MedCrunch: Hi Eli, Can you tell us a bit about Neurotrack?
Eli Kaplan: Neurotrack is an early diagnostic test for Alzheimer’s which can detect Alzheimer’s 3-4 years before visible symptoms appear. Today, the current standard for diagnosis of Alzheimer’s is only after full blown, what they call “Frank” Alzheimer’s is in existence but that’s years after irreparable damage has already taken place. At this point doctors can’t really intervene medically and treat.
MedCrunch: That’s very fascinating. How does the technology actually work?
Eli Kaplan: It’s a computer based recognition memory test. It tests for impairments that exist in the hippocampus in the brain which is the first structure to be impacted by Alzheimer’s disease. When someone comes into our clinic they are seated in front of a computer that has an infrared eye tracking device imbedded in the monitor. They are told to watch the screen as though they are watching T.V. and nothing more. Two identical images come up and they remain on the screen for a brief period of time. The screen then goes dark for as little as two seconds and as much as two minutes, this varies throughout the test. Next, two more images come up, one of which they just saw on the previous screen and one of which is novel. We continue that sequencing of images for about thirty minutes, all the while this infrared eye tracking device is capturing where they are looking and how much time they are spending looking at the novel image versus the familiar image. Every human being has an instinctive preference for novelty but if your recognition memory is impaired you can no longer detect what is new and what is old. We analyze all of this data and are able to give a diagnosis. We ran a six year long research study and found that of those people who tested below 50 points on our test ( the test is scored 0-100 ), 100% of them reportedly got Alzheimer’s Disease. Of the people who tested above 67 points, none became inflicted by the disease. It is a really powerful technology that will have big implications for pharmaceutical companies and their development of Alzheimer’s medications and eventually as an annual screening tool for Alzheimer ’s disease.
MedCrunch: You are at the stage where you are able to detect Alzheimer ’s disease, or pre Alzheimer’s Disease with this device. What can the patient then actually then do with this information? What are your recommendations for those patients that score below 50 points on your test?
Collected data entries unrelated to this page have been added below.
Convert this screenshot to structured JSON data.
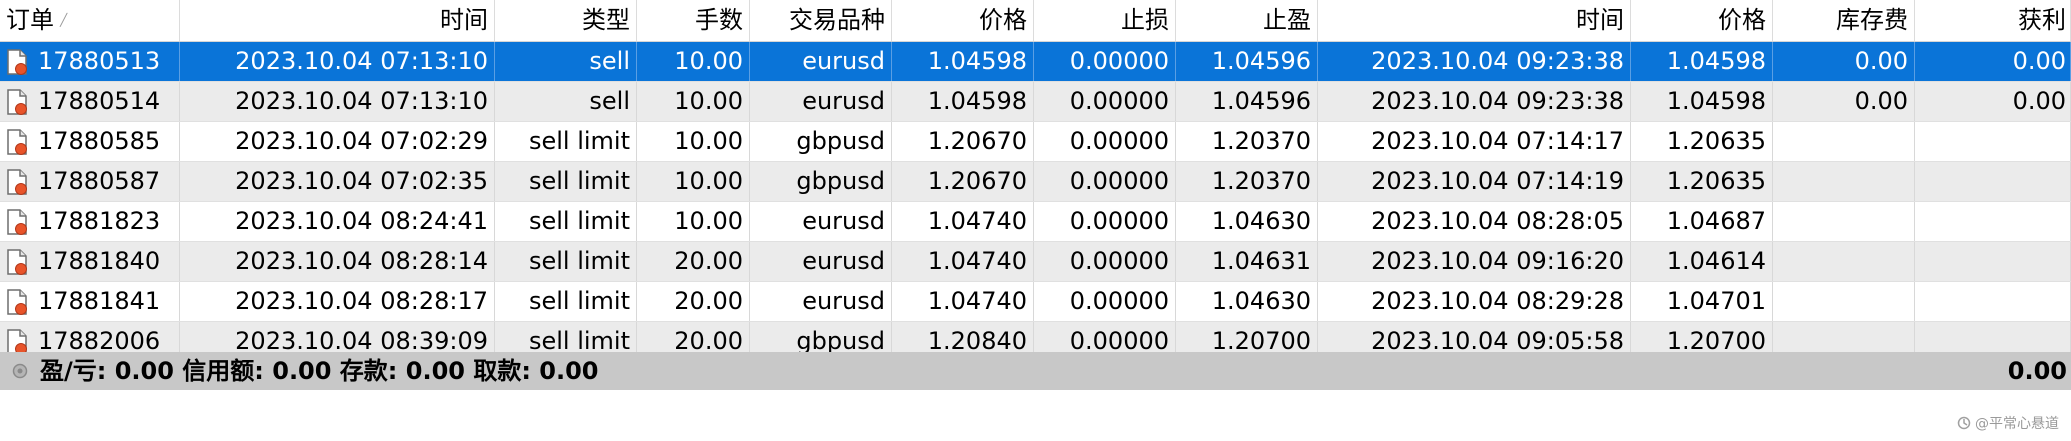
{
  "columns": [
    "订单",
    "时间",
    "类型",
    "手数",
    "交易品种",
    "价格",
    "止损",
    "止盈",
    "时间",
    "价格",
    "库存费",
    "获利"
  ],
  "rows": [
    [
      "17880513",
      "2023.10.04 07:13:10",
      "sell",
      "10.00",
      "eurusd",
      "1.04598",
      "0.00000",
      "1.04596",
      "2023.10.04 09:23:38",
      "1.04598",
      "0.00",
      "0.00"
    ],
    [
      "17880514",
      "2023.10.04 07:13:10",
      "sell",
      "10.00",
      "eurusd",
      "1.04598",
      "0.00000",
      "1.04596",
      "2023.10.04 09:23:38",
      "1.04598",
      "0.00",
      "0.00"
    ],
    [
      "17880585",
      "2023.10.04 07:02:29",
      "sell limit",
      "10.00",
      "gbpusd",
      "1.20670",
      "0.00000",
      "1.20370",
      "2023.10.04 07:14:17",
      "1.20635",
      "",
      ""
    ],
    [
      "17880587",
      "2023.10.04 07:02:35",
      "sell limit",
      "10.00",
      "gbpusd",
      "1.20670",
      "0.00000",
      "1.20370",
      "2023.10.04 07:14:19",
      "1.20635",
      "",
      ""
    ],
    [
      "17881823",
      "2023.10.04 08:24:41",
      "sell limit",
      "10.00",
      "eurusd",
      "1.04740",
      "0.00000",
      "1.04630",
      "2023.10.04 08:28:05",
      "1.04687",
      "",
      ""
    ],
    [
      "17881840",
      "2023.10.04 08:28:14",
      "sell limit",
      "20.00",
      "eurusd",
      "1.04740",
      "0.00000",
      "1.04631",
      "2023.10.04 09:16:20",
      "1.04614",
      "",
      ""
    ],
    [
      "17881841",
      "2023.10.04 08:28:17",
      "sell limit",
      "20.00",
      "eurusd",
      "1.04740",
      "0.00000",
      "1.04630",
      "2023.10.04 08:29:28",
      "1.04701",
      "",
      ""
    ],
    [
      "17882006",
      "2023.10.04 08:39:09",
      "sell limit",
      "20.00",
      "gbpusd",
      "1.20840",
      "0.00000",
      "1.20700",
      "2023.10.04 09:05:58",
      "1.20700",
      "",
      ""
    ]
  ],
  "selected_row": 0,
  "summary": {
    "text": "盈/亏: 0.00  信用额: 0.00  存款: 0.00  取款: 0.00",
    "total": "0.00"
  },
  "watermark": "@平常心悬道",
  "colors": {
    "selected": "#0a74d8",
    "alt_row": "#ebebeb",
    "summary": "#c8c8c8",
    "icon_badge": "#e8542a"
  },
  "icons": {
    "order": "document-icon",
    "summary": "circle-icon"
  }
}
Eli Kaplan: There’s actually a fair amount that you can do. You can say “Well, I don’t want to know that information because there isn’t this ‘silver bullet’ pill that I can take that will halt the disease in its tracks “, but there are a lot of symptom treating drugs. Our neurologists advise that the earlier you start taking these drugs, the more effective they are. Today when someone gets confirmation of the diagnosis of Alzheimer’s disease, and they are written a prescription for Aricept or Exelon, it’s really too late for a lot of these drugs to be very effective. It’s our belief and that of our neurologists that the earlier you start these medications, the better off you are. There are lots of things you can do, you can start exercising, do some brain fitness exercises, changes in your diet and nutrition that can have a great impact in terms of delaying symptoms. There are lots of life planning things that become very important with the disease in process.
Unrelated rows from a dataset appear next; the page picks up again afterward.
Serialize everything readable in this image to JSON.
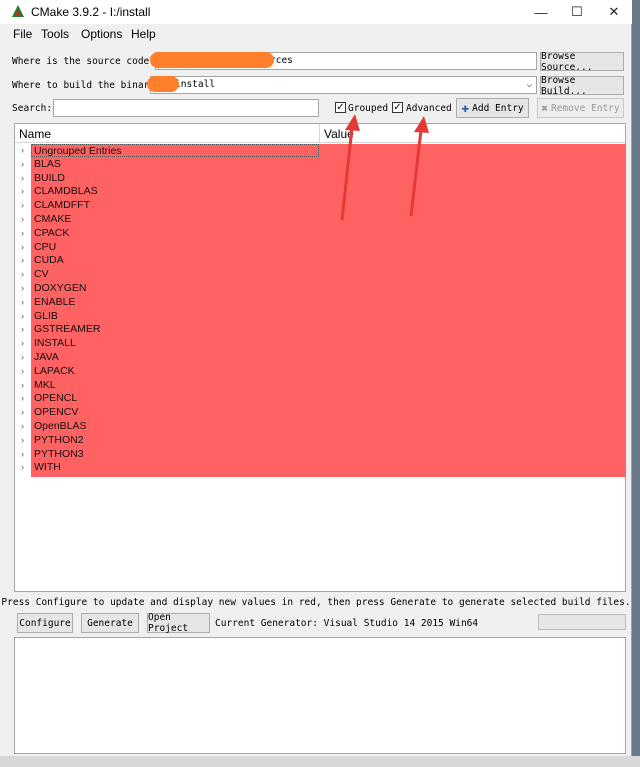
{
  "window": {
    "title": "CMake 3.9.2 - I:/install"
  },
  "title_buttons": {
    "minimize": "—",
    "maximize": "☐",
    "close": "✕"
  },
  "menu": [
    "File",
    "Tools",
    "Options",
    "Help"
  ],
  "source": {
    "label": "Where is the source code:",
    "value": "rces",
    "browse": "Browse Source..."
  },
  "build": {
    "label": "Where to build the binaries:",
    "value": "install",
    "browse": "Browse Build..."
  },
  "search": {
    "label": "Search:",
    "value": ""
  },
  "options": {
    "grouped": "Grouped",
    "grouped_checked": true,
    "advanced": "Advanced",
    "advanced_checked": true
  },
  "buttons": {
    "add_entry": "Add Entry",
    "remove_entry": "Remove Entry"
  },
  "tree": {
    "headers": {
      "name": "Name",
      "value": "Value"
    },
    "items": [
      "Ungrouped Entries",
      "BLAS",
      "BUILD",
      "CLAMDBLAS",
      "CLAMDFFT",
      "CMAKE",
      "CPACK",
      "CPU",
      "CUDA",
      "CV",
      "DOXYGEN",
      "ENABLE",
      "GLIB",
      "GSTREAMER",
      "INSTALL",
      "JAVA",
      "LAPACK",
      "MKL",
      "OPENCL",
      "OPENCV",
      "OpenBLAS",
      "PYTHON2",
      "PYTHON3",
      "WITH"
    ]
  },
  "message": "Press Configure to update and display new values in red, then press Generate to generate selected build files.",
  "actions": {
    "configure": "Configure",
    "generate": "Generate",
    "open_project": "Open Project"
  },
  "generator": "Current Generator: Visual Studio 14 2015 Win64",
  "colors": {
    "highlight": "#ff6262",
    "annotation_arrow": "#e53935",
    "redaction": "#ff7f2a"
  }
}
MedCrunch: Is the very next step to reach out to pharmaceutical companies; is that what you are doing now?
Eli Kaplan: Yes. We are starting to talk to a lot of the big pharmaceuticals to help them populate their clinical trials with people who are pre-symptomatic for the disease. We are told that is a big issue for them in drug development, populating their clinical trials with the right types of people. Today, in current trials as well as past trials up to 80% of the people fall out because for whatever reason. If this happens they are no longer qualified for the trial.
MedCrunch: How was the idea actually conceived? Was it your idea?
Eli Kaplan: It was not my idea but it’s a technology that has really been in the works for twenty plus years, led by a team of neuroscientists that are based at Emory University.
MedCrunch: Wow, that’s very interesting. We are going watch this space. Thank you!